Trying to understand the Photoelectric Effect from a QFT perspective has the potential to helpfully shatter a lot of illusions one may have built up from studying QM/QFT.
The cross-section can be calculated explicitly for the K-shell electrons, i.e. for a hydrogen atom - it's sometimes called the 'Stobbe' cross section, and it's not simple to derive (it's done in a 'modern' fashion in [1] and [2], it's done in an older though still similar manner in [3]).
Notice we are talking about an electron moving in the external electromagnetic field of the nucleus (the Coulomb potential), while also allowing a single quantized photon to interact with the electron moving in that field in an absorption process.
In other words, we are already talking about 'QFT' for a 'bound state' in an 'external field'.
Further we are talking about wave functions of single Hydrogen atom electrons in the initial state, and wave functions of a single electron in the continuous spectrum in the final state, where the process of calculating the cross sections involves using normalization factors for those continuous spectrum wave functions, a statement that should ring alarm bells since continuous spectrum wave functions are supposed to be non-normalizable and non-physical right?

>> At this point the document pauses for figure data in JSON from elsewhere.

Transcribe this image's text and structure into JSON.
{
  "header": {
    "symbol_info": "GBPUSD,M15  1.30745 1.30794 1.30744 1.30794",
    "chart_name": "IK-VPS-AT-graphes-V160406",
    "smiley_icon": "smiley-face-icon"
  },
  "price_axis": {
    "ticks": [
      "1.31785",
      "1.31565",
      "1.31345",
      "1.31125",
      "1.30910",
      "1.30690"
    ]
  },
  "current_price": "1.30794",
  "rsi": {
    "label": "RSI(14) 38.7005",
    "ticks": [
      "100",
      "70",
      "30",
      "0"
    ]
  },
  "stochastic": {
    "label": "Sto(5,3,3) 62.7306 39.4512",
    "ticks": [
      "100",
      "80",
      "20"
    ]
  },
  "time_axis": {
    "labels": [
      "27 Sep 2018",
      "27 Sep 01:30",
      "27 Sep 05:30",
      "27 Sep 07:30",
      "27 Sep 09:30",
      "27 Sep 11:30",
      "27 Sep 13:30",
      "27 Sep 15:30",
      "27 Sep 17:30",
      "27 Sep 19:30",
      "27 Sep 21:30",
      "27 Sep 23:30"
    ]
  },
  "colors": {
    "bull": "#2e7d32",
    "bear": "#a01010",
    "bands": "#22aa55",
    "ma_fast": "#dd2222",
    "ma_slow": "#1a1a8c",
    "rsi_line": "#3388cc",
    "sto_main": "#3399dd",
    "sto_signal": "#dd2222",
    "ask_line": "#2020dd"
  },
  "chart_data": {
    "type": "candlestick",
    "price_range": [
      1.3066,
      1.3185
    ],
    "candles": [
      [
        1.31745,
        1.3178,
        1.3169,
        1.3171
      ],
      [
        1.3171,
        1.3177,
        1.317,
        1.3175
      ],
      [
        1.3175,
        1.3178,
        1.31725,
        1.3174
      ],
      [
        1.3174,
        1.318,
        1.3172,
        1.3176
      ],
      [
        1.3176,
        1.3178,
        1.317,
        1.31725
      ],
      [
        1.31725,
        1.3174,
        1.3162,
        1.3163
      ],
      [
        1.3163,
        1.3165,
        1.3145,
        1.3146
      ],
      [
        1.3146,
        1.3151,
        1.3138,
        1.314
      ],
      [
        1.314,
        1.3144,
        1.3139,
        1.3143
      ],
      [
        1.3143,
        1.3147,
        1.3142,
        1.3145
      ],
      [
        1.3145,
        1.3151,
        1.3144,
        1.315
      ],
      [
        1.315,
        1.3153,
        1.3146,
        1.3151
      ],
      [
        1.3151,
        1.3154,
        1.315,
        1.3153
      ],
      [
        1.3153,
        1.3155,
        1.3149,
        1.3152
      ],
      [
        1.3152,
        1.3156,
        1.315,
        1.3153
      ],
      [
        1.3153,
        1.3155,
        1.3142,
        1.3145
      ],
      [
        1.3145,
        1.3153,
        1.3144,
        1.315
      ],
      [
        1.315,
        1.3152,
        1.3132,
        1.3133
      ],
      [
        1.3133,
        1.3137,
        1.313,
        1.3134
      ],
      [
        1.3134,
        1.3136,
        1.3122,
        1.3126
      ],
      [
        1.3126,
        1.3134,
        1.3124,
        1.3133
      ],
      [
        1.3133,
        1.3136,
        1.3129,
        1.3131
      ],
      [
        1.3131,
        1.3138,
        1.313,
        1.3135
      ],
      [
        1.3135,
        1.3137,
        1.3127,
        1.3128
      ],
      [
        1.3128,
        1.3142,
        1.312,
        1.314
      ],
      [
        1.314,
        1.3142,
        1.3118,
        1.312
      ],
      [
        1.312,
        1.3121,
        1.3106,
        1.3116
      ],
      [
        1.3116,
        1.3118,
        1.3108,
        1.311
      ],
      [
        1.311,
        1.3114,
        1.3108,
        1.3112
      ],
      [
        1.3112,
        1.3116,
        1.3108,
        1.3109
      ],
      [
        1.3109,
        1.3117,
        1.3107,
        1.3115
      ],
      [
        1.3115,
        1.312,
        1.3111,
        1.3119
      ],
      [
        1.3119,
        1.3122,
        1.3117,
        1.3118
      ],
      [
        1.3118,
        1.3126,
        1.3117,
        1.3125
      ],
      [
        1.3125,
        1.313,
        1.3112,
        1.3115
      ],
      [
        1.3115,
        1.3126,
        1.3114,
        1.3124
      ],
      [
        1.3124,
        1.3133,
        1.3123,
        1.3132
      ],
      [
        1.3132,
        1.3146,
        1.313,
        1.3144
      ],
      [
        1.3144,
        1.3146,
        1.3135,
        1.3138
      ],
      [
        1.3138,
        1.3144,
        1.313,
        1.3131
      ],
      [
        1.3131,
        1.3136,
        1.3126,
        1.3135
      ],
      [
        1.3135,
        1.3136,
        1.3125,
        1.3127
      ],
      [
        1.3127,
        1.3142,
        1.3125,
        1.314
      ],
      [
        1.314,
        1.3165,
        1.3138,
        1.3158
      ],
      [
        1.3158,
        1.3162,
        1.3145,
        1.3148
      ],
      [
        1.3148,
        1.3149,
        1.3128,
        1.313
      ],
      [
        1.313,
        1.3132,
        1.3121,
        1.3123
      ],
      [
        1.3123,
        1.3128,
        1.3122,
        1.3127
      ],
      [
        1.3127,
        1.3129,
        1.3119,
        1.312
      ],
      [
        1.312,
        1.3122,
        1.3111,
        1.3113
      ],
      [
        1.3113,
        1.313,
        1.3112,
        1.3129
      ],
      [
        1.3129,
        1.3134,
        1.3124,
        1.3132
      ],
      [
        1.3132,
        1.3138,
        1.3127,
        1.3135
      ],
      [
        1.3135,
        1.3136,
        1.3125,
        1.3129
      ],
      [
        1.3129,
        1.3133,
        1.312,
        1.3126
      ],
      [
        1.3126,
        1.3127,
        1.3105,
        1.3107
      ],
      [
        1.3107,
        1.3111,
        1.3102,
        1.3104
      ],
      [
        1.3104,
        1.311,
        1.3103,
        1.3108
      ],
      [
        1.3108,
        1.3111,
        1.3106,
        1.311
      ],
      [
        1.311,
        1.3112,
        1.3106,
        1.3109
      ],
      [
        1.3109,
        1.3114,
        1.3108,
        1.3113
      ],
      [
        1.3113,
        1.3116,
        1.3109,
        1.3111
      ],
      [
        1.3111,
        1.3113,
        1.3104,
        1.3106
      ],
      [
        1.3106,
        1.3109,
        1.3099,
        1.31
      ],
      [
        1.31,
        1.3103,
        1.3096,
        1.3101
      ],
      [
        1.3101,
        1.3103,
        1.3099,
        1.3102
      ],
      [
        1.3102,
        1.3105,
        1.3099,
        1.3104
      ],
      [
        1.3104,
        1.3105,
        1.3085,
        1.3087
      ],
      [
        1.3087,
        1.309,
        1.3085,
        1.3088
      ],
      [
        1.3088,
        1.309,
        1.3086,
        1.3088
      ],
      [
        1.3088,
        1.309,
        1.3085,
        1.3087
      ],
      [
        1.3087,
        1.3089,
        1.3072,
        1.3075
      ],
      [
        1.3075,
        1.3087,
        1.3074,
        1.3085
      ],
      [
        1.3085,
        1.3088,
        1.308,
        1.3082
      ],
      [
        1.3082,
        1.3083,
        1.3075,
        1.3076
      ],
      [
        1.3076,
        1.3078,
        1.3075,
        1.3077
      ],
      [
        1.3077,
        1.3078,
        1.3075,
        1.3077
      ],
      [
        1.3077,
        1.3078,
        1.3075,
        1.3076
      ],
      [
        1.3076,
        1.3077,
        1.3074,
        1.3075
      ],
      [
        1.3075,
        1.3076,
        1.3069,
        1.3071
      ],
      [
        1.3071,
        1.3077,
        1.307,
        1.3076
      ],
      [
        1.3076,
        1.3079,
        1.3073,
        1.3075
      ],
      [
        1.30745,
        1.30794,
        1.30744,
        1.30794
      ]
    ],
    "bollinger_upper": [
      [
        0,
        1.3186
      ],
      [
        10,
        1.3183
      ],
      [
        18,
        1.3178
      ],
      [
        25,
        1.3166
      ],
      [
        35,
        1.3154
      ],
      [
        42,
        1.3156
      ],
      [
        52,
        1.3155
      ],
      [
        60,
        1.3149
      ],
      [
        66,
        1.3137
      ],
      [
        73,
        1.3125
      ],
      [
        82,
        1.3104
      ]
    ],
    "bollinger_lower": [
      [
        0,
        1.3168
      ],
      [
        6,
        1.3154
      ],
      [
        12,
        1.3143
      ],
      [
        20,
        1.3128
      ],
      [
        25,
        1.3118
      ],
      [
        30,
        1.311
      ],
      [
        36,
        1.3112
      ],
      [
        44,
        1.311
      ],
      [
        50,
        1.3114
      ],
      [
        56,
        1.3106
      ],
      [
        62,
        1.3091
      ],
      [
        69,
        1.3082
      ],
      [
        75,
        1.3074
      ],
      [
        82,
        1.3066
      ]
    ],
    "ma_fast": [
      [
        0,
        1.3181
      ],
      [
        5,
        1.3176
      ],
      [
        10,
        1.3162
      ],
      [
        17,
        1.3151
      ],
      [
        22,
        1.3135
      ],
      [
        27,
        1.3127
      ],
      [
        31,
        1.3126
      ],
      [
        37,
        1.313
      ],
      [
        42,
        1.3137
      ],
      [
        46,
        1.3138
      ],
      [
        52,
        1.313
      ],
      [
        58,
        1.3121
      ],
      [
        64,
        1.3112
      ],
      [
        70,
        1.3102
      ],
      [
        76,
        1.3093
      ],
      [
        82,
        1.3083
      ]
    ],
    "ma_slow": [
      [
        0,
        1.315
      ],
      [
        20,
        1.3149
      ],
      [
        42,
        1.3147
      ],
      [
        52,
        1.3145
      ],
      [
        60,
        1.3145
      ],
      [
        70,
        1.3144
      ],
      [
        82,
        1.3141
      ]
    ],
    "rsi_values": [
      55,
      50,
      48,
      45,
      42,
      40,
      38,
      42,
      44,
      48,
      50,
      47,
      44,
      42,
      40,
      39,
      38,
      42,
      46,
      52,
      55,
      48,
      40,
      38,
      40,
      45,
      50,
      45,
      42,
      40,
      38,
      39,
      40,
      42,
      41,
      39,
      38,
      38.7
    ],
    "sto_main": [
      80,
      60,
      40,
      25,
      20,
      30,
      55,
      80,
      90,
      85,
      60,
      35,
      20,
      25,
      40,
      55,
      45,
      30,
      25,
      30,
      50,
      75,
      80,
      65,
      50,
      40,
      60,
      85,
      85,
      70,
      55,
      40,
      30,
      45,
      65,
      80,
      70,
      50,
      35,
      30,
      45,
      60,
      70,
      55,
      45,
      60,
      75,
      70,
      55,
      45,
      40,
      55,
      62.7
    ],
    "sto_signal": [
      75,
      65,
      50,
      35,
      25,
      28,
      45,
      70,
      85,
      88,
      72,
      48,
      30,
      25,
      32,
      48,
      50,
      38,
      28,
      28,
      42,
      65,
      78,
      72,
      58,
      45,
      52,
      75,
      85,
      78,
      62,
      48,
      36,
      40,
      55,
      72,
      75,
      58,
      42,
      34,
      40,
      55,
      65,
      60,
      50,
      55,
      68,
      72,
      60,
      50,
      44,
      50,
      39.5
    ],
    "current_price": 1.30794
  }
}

Even worse, since we are talking about a transition involving a single photon, it means we are doing 'first order QED', which is 'proven' to be trivial at first order in QFT books.
First order QED? Bound states? External potentials? Everything is time-independent? Continuous spectrum wave functions which are normalized? Electron wave functions which are solutions of the Dirac/Schrodinger equation and not expanded in terms of creation and annihilation operators?
The applicability of some of these statements to 'QFT' are commonly denied/seriously-questioned even on this site, yet one of the most important problems in physics uses all of them.
But we are doing 'First order QED' using external fields, so that by-passes the usual 'first order' proof, and we are using wave function solutions of the Dirac equation (or Schrodinger equation, in the non-relativistic limit) to capture the effect of the external field, and we are using quantized EM fields to explain why the photon gets annihilated, and the single particle Dirac equation and it's stationary state solutions obviously apply because we can obviously measure the process, and if we've studied the continuous spectrum properly we know there's obviously no issue with normalizing them and physically interpreting the result. Further everything is time-independent, so in the derivation of the Fermi Golden Rule one does not even touch the matrix element of the interaction term, the interesting thing (given the unbelievable comments in the links above) about the Fermi Golden Rule is that since it involves the continuous spectrum one may find extra factors in the formula as one does in [1].
References:
- Landau and Lifshitz, "Quantum Electrodynamics"
- Akhiezer and Berestetskii, "Quantum Electrodynamics"
- Heitler, "Quantum Theory of Radiation".